Since the new year, North Brooklynites have fretted over the imperiled existence of their lifeline: the L train that connects them to Manhattan. Even under the best of circumstances, the L can be highly undependable, so things only got worse in January, when the MTA announced that the line, whose tunnels were severely damaged by Superstorm Sandy in 2012, would need to be at least partially shut down for repairs throughout 2019.
The agency is still deciding exactly how to proceed with this commuting nightmare, but, in the meantime, a design nonprofit is challenging city architects and artists to come up with a viable transportation alternative that will keep commuting between the two boroughs (relatively) hassle-free during the as-long-as-18-months-shutdown. The grand prize? A cool, well, grand.

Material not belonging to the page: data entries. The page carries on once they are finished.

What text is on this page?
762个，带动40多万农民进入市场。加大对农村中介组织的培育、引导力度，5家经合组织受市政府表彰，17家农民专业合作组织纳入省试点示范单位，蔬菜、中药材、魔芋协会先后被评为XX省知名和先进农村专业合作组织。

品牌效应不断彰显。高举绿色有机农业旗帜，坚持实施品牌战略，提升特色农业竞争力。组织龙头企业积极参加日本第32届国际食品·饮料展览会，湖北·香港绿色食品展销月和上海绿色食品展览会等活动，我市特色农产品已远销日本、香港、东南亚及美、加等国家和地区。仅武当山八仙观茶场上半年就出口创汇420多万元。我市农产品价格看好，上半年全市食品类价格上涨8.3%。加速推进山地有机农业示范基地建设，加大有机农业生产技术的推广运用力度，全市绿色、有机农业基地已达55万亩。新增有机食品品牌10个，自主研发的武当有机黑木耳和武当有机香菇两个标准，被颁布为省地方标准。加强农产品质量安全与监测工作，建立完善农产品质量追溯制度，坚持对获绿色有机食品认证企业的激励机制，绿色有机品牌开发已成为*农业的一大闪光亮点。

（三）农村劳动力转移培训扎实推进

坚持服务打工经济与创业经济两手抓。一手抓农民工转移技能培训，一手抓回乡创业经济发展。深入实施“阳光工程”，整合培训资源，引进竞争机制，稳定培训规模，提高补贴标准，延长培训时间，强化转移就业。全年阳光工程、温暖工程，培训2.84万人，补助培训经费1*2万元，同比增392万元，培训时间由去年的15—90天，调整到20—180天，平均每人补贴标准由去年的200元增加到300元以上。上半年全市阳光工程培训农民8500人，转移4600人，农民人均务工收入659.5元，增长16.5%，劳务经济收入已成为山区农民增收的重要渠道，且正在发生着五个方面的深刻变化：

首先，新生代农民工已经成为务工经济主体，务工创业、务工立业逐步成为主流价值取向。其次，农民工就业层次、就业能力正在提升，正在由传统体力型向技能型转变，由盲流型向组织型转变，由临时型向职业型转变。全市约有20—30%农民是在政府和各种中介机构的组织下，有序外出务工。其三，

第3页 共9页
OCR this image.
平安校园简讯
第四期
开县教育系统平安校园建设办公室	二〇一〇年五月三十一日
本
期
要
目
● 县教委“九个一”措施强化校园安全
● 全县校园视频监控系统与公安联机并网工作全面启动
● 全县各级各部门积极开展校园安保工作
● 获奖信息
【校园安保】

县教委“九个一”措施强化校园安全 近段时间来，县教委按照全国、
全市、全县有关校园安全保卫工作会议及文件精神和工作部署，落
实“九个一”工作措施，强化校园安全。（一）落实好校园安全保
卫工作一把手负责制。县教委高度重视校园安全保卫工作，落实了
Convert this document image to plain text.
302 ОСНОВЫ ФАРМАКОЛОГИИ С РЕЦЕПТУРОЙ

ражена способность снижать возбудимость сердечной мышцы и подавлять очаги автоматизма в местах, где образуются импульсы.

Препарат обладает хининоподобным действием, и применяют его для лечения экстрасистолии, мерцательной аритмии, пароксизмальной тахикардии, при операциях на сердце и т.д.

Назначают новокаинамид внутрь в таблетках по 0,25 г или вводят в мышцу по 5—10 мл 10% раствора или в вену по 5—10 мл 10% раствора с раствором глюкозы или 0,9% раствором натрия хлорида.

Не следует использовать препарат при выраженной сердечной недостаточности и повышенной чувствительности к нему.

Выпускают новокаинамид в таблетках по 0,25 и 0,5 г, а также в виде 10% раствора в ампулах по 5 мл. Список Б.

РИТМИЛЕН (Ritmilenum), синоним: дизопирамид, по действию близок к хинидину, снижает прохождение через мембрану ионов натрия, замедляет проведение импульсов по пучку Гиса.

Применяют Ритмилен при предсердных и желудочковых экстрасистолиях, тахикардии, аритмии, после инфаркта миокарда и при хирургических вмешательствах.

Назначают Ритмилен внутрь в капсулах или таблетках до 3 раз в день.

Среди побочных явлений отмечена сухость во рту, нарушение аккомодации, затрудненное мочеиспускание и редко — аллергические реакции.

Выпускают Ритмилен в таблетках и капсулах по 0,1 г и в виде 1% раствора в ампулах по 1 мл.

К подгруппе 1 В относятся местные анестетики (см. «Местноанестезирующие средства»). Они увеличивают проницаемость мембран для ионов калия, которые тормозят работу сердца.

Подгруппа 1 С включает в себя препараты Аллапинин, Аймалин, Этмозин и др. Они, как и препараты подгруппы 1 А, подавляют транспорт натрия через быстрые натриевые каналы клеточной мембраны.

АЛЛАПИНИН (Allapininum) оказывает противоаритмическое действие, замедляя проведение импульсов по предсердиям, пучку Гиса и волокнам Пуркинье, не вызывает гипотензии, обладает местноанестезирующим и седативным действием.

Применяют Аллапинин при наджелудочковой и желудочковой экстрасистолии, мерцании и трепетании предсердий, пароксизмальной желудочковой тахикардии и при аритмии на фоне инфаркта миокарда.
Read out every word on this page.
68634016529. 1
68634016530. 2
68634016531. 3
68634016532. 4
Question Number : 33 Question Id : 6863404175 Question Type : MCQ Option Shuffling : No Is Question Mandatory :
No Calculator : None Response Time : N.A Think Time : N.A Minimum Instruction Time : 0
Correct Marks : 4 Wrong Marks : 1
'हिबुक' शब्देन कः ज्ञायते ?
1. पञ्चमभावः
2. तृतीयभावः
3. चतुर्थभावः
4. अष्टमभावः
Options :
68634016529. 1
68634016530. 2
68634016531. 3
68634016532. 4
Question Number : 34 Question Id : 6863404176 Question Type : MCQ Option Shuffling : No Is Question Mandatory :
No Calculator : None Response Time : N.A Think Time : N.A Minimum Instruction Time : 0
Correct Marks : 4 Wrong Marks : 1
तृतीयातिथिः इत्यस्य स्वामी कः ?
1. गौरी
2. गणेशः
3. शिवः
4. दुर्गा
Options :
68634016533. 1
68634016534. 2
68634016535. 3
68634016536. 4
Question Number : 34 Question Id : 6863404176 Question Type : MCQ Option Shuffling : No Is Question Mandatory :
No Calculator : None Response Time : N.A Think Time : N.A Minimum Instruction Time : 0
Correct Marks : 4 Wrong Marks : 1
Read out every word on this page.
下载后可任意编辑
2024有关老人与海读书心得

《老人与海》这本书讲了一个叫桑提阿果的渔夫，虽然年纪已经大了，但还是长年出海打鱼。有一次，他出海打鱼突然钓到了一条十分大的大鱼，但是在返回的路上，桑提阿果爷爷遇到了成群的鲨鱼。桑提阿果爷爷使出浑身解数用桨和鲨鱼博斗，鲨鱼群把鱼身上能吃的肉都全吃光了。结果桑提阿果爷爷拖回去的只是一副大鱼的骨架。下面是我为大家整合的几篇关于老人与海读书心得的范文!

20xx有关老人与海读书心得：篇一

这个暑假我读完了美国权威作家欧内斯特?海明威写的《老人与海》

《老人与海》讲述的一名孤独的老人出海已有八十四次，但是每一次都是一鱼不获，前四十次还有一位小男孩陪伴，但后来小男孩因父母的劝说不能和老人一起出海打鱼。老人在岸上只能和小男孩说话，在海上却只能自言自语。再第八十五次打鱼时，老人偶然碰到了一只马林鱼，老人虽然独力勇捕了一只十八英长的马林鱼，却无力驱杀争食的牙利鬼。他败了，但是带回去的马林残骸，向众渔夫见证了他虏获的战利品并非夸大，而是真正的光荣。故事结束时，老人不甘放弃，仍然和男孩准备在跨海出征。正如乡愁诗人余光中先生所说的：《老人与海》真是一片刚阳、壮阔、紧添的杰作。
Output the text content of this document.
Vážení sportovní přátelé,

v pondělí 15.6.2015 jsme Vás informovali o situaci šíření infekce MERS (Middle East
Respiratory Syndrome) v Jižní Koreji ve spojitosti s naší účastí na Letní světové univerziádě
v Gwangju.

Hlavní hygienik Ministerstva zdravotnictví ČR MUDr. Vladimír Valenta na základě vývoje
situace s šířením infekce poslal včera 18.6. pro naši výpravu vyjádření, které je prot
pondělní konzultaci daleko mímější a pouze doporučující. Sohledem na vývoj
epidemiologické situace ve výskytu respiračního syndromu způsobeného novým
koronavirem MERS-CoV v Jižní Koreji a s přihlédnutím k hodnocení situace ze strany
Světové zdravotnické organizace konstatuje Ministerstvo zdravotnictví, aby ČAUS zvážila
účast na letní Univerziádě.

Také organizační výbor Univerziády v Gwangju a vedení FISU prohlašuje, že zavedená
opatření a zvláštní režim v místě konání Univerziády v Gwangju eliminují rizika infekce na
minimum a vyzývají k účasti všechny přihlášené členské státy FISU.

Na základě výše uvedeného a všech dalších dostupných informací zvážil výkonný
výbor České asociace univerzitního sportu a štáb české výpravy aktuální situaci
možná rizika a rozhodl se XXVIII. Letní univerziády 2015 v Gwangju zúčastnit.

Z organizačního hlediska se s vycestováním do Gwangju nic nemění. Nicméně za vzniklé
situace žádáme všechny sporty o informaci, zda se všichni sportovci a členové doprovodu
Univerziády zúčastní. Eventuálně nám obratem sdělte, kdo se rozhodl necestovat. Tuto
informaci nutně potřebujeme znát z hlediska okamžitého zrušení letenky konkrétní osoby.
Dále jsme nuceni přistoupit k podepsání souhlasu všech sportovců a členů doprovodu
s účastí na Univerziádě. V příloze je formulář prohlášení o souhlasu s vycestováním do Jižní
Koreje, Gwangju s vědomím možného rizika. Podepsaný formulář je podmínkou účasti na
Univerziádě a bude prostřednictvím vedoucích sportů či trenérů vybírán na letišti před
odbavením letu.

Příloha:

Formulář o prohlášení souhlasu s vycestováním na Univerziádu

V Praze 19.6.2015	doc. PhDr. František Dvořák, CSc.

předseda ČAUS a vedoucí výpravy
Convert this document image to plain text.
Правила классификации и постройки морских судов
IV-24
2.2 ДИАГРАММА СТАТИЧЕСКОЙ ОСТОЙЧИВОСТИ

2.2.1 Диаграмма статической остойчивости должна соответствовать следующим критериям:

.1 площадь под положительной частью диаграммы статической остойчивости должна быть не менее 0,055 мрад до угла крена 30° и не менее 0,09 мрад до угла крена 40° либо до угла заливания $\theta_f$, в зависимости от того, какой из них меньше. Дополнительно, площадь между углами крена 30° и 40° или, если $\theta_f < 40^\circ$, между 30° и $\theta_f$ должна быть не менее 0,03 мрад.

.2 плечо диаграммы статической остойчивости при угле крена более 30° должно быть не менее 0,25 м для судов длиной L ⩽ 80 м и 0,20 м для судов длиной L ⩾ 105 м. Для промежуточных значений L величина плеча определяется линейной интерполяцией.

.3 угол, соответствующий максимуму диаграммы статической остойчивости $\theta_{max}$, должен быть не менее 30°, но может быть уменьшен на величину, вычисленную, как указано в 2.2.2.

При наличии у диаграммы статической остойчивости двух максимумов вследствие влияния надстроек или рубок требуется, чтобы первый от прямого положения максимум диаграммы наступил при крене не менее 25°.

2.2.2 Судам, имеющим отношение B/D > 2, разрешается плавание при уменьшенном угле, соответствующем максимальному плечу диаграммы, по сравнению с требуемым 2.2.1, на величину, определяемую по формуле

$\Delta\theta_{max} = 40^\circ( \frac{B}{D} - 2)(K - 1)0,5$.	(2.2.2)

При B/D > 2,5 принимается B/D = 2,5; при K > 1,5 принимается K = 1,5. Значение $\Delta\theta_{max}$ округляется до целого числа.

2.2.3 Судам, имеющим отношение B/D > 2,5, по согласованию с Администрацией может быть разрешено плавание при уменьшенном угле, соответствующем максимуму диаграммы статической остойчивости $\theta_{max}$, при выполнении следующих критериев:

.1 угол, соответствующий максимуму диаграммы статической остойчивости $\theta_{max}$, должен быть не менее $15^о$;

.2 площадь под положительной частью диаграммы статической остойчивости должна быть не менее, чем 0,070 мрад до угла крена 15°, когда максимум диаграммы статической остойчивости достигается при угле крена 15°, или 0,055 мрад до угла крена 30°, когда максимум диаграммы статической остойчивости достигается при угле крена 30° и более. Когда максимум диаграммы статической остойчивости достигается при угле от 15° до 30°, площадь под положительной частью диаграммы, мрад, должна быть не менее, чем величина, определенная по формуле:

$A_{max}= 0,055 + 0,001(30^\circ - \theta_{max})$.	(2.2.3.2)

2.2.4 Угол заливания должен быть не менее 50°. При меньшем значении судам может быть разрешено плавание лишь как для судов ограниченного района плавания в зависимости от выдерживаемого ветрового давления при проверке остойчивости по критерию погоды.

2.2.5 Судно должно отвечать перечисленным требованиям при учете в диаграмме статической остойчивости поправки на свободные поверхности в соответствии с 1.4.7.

The Van Alen Institute, a Chelsea-based organization that promotes cross-disciplinary design solutions aimed at improving urban life, recently announced its “L Train Shutdown Charette” competition, to be held this Sunday at the Institute’s headquarters on West 22nd Street. All day long, the entrants—teams of architects, urban planners and artists—will discuss the merits (and weaknesses) of their strategies for moving the thousands of city dwellers who will be affected by the shutdown. The winning team—one whose plan not only will work but which solves the problem in a creative, collaborative way—will pocket $1,000.
Sorry, problem-solving New Yorkers: the deadline for entry in the competition came and went last night. But we can’t wait to hear the results, and learn how to get to our favorite Williamsburg watering holes without the aid of our beloved L train.